Rose Lacombe, kralın Versay’dan alınıp getirilmesini talep edenler arasındaydı. Paris banliyölerinin kadınlarının gerçek önderiydi. Kişisel olarak çok mütevazıydı, ancak aynı zamanda savaşçı, güçlü bir iradeye sahip ve örgütsel olarak çok yetenekliydi. Ayrıca çok melodik bir sese ve güzel bir görünüme sahipti. Ulusal Meclisin galerisinde yaptığı, İkinci Koalisyonun ordularına karşı devrimin savunulmasını ve iktidarın demokratikleştirilmesini talep ettiği ajitasyon konuşması, Fransız Devriminin büyük belgelerinden biri olarak tarihe geçti. Lacombe, monarşinin yeminli bir düşmanıydı ve sarayın kuşatılması sırasında elinden yaralandı. Daha önce Théroigne’e olduğu gibi, Ulusal Meclis ona da “vatandaşlık çelengi” verdi. Kendisi 1793’ten beri Jakobenlerin dağ partisinin üyesiydi ve Jean Paul Marat’ın Sankülotlar devrimci hareketinin kızıl beresini taşıyordu.

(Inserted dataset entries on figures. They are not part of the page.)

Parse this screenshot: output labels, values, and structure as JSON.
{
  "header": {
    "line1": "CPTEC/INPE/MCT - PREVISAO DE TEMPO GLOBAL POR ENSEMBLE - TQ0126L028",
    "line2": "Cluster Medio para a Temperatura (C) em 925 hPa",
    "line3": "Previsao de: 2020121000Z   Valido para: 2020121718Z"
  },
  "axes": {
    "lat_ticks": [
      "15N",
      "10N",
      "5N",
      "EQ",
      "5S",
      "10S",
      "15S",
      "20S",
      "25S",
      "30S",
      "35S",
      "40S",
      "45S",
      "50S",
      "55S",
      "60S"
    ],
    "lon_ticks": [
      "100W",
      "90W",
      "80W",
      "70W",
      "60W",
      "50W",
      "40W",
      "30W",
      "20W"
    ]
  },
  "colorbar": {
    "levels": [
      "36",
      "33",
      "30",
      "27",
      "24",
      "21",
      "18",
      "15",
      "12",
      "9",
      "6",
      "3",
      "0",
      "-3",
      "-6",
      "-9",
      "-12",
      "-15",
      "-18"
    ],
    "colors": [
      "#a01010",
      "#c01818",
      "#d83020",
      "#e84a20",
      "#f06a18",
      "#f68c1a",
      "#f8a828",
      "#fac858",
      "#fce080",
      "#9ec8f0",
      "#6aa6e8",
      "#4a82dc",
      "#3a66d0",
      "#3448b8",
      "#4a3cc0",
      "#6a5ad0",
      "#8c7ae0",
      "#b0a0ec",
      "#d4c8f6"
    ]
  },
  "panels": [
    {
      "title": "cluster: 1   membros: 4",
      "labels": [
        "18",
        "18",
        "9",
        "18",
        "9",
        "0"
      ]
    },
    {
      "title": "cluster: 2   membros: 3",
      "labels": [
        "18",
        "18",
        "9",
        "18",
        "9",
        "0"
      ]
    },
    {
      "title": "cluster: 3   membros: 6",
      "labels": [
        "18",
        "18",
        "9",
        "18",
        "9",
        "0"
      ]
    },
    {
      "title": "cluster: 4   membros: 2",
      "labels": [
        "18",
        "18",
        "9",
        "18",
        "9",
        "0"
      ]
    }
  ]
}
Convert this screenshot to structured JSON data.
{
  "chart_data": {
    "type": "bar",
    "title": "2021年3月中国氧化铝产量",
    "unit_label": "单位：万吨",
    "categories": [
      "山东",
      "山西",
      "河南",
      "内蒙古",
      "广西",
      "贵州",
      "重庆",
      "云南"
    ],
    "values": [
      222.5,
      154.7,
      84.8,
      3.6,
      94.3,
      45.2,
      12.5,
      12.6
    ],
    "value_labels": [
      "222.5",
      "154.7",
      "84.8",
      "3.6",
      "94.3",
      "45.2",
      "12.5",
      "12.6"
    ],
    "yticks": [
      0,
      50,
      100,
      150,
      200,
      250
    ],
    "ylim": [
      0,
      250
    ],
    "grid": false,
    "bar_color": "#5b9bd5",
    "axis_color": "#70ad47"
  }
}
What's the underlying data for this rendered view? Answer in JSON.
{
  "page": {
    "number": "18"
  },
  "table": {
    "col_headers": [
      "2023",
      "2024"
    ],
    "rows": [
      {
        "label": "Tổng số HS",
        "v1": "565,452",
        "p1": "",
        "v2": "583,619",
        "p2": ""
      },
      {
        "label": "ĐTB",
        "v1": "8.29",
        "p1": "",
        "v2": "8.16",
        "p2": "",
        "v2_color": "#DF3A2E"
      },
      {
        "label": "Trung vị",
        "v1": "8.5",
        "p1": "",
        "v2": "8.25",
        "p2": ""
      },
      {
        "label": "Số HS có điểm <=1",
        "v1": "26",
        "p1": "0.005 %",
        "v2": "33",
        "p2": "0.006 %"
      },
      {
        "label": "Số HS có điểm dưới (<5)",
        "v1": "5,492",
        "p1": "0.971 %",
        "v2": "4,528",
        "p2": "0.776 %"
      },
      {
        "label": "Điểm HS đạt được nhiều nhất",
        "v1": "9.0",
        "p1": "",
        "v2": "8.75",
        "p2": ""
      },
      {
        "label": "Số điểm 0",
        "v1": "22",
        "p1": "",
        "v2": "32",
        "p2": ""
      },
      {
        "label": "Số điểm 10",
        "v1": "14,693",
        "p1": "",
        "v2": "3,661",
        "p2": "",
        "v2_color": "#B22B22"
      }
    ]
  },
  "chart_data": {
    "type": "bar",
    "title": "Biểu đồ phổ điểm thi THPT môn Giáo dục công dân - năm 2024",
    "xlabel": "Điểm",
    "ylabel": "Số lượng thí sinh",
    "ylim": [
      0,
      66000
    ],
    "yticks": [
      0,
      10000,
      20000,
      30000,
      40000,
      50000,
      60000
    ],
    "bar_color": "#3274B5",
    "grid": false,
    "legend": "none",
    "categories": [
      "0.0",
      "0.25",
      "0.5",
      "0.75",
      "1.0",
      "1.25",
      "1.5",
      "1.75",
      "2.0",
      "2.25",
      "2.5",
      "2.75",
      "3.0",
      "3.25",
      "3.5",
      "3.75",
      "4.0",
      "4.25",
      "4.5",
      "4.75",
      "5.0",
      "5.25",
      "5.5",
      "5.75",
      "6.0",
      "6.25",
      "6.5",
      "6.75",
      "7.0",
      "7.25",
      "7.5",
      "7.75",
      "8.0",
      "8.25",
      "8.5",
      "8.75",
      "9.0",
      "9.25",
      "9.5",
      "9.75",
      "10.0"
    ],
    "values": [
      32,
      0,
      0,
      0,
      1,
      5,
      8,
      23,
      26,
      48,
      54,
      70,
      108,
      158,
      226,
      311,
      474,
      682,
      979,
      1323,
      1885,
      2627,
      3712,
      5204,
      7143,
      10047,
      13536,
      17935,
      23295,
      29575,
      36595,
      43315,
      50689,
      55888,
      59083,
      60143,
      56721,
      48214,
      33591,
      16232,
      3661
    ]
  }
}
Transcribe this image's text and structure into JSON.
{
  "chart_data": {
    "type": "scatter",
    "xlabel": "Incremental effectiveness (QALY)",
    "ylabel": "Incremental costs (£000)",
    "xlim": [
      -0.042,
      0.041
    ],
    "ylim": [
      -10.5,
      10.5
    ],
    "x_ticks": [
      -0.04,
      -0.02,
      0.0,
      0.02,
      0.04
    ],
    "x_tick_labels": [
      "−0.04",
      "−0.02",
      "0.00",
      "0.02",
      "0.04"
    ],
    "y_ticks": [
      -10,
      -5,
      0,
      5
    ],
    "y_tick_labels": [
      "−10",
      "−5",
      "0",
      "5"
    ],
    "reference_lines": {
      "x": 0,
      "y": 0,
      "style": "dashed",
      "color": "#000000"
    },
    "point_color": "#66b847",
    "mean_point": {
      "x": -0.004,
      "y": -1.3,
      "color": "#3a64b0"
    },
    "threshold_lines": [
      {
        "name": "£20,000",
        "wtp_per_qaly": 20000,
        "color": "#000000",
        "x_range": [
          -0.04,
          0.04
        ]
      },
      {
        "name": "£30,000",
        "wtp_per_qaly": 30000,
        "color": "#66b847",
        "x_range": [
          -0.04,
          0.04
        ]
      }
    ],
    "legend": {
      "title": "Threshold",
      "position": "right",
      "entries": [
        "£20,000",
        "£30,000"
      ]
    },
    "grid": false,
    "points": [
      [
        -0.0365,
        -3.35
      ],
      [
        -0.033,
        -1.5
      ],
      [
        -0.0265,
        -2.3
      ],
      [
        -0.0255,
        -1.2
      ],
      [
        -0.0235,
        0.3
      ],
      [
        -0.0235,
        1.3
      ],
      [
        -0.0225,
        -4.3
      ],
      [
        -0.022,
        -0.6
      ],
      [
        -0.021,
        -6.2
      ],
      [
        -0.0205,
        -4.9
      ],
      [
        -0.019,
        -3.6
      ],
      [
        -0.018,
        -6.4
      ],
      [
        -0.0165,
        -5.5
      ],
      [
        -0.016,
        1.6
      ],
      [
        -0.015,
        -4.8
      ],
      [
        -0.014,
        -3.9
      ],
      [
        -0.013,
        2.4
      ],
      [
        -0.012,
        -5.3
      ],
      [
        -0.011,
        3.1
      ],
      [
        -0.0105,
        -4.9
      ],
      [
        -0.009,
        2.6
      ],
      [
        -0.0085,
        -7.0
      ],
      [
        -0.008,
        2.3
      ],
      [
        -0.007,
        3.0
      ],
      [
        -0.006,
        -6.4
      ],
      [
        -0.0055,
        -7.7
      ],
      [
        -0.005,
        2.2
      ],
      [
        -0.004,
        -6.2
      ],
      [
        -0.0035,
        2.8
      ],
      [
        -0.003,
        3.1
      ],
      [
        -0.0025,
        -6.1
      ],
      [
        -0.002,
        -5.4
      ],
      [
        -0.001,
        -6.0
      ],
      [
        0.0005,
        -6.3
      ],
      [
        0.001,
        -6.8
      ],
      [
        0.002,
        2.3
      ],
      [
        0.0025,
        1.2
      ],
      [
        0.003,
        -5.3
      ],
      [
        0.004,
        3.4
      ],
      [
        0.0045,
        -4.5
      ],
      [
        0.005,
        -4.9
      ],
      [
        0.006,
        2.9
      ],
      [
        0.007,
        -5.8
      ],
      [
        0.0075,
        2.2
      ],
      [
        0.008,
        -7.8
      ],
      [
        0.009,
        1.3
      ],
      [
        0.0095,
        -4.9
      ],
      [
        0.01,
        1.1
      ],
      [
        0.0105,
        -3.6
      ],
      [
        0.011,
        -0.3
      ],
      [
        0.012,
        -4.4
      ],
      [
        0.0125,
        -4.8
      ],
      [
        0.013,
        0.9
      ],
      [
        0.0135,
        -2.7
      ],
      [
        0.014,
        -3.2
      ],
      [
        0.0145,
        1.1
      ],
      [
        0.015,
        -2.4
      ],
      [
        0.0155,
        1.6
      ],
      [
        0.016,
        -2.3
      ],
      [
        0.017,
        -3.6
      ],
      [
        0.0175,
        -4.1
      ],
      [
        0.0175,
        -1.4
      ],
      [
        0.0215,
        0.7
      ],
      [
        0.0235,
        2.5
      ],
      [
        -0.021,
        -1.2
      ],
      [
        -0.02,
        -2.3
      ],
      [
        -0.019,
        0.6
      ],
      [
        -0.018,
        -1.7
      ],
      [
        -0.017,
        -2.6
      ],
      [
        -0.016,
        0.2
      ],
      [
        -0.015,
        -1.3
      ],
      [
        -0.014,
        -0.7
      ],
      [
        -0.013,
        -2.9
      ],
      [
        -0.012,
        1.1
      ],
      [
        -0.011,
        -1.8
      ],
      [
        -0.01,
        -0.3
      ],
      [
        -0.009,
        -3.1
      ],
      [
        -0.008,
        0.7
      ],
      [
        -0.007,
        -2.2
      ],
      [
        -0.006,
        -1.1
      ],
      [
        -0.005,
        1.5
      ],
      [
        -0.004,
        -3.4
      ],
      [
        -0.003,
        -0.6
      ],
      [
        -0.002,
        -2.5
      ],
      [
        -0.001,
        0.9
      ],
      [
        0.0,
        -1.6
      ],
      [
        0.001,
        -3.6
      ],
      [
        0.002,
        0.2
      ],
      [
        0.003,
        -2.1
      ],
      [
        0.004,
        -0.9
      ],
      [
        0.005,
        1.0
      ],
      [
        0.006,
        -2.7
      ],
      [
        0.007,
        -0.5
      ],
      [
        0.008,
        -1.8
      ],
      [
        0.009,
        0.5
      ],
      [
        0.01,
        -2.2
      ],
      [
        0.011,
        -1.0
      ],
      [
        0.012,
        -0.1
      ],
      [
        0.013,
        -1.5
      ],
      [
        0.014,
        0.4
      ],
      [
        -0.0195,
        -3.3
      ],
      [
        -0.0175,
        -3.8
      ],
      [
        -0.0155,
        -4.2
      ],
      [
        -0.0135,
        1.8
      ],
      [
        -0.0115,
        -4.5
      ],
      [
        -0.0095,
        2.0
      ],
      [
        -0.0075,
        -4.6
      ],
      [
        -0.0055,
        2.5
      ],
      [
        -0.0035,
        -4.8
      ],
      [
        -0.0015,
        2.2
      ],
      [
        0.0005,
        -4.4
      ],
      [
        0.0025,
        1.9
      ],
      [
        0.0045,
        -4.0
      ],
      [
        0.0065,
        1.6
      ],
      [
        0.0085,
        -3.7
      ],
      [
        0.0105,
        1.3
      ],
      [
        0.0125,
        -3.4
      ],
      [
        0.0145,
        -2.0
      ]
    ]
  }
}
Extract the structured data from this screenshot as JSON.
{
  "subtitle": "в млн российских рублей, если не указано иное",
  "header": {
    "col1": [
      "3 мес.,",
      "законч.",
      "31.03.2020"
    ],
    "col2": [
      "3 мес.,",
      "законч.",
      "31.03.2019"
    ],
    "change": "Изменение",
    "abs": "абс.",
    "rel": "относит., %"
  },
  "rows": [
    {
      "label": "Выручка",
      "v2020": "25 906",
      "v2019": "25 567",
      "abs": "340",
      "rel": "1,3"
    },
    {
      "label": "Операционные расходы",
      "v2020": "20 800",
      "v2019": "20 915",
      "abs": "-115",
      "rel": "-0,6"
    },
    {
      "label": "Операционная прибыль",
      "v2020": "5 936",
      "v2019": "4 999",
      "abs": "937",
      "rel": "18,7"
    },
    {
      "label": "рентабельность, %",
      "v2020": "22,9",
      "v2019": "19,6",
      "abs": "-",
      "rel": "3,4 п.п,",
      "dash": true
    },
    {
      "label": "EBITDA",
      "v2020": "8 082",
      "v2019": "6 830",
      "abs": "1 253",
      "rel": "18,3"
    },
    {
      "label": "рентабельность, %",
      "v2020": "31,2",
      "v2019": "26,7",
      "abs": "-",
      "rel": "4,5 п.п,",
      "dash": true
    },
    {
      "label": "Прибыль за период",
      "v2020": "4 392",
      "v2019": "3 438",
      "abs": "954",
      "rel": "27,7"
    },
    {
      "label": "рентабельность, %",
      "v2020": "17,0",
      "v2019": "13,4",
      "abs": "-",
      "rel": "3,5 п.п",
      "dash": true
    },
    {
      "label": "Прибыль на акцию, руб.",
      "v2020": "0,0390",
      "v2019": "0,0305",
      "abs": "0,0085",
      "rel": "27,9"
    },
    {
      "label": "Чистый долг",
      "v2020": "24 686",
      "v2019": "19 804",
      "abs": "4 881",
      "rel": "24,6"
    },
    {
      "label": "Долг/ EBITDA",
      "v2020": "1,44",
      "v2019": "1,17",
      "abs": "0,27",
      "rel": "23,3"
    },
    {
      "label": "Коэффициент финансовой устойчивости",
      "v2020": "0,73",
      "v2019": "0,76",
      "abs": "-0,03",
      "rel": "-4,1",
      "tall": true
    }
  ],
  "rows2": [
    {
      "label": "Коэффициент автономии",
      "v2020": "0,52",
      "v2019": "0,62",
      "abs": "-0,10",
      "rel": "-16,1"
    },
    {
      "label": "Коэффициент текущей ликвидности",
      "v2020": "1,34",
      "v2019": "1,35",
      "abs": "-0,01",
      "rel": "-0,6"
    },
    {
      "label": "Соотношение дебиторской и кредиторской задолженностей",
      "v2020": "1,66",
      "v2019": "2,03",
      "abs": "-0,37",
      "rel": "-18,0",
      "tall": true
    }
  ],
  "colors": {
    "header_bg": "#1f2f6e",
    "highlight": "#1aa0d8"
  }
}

Paris’te, Rose Lacombe ve çamaşırcı kadın Pauline Leonie’nin, yani Paris banliyölerinden iki kadının girişimi üzerine Devrimci Kadın Vatandaşlar Kulübü kuruldu. Lacombe bu kulüpte kadınları devrim ruhuyla eğitmeye çalıştı. Rose Lacombe, kendini tüm ruhuyla devrime adayan ve aynı zamanda proleter kadının gereksinimlerinin, taleplerinin ve kaygılarının uyanan işçi hareketinin sınıf mücadelesinin ayrılmaz bir parçası olması gerektiğini gören bir kadındı. Kadınlar için ayrıcalıklar talep etmedi ama onları uyandırmaya çalıştı ve işçi sınıfının üyeleri olarak çıkarlarını savunmaya çağırdı.

Devrimin çöküşünden sonra “örgücü kadınlar” burjuvazinin uykularını kaçırdı. Aç ve çile çeken köylü kadınlar, işçi kadınlar, ev işçisi kadınlar ve manüfaktürlerin kadın işçileriydi bu kadınlar. Ulusal Muhafız askerleri için, devrimin savunucuları için çorap örüyorlardı ve zaman kaybetmemek için örgülerini gösteri ve toplantılarda yanlarında götürüyorlardı.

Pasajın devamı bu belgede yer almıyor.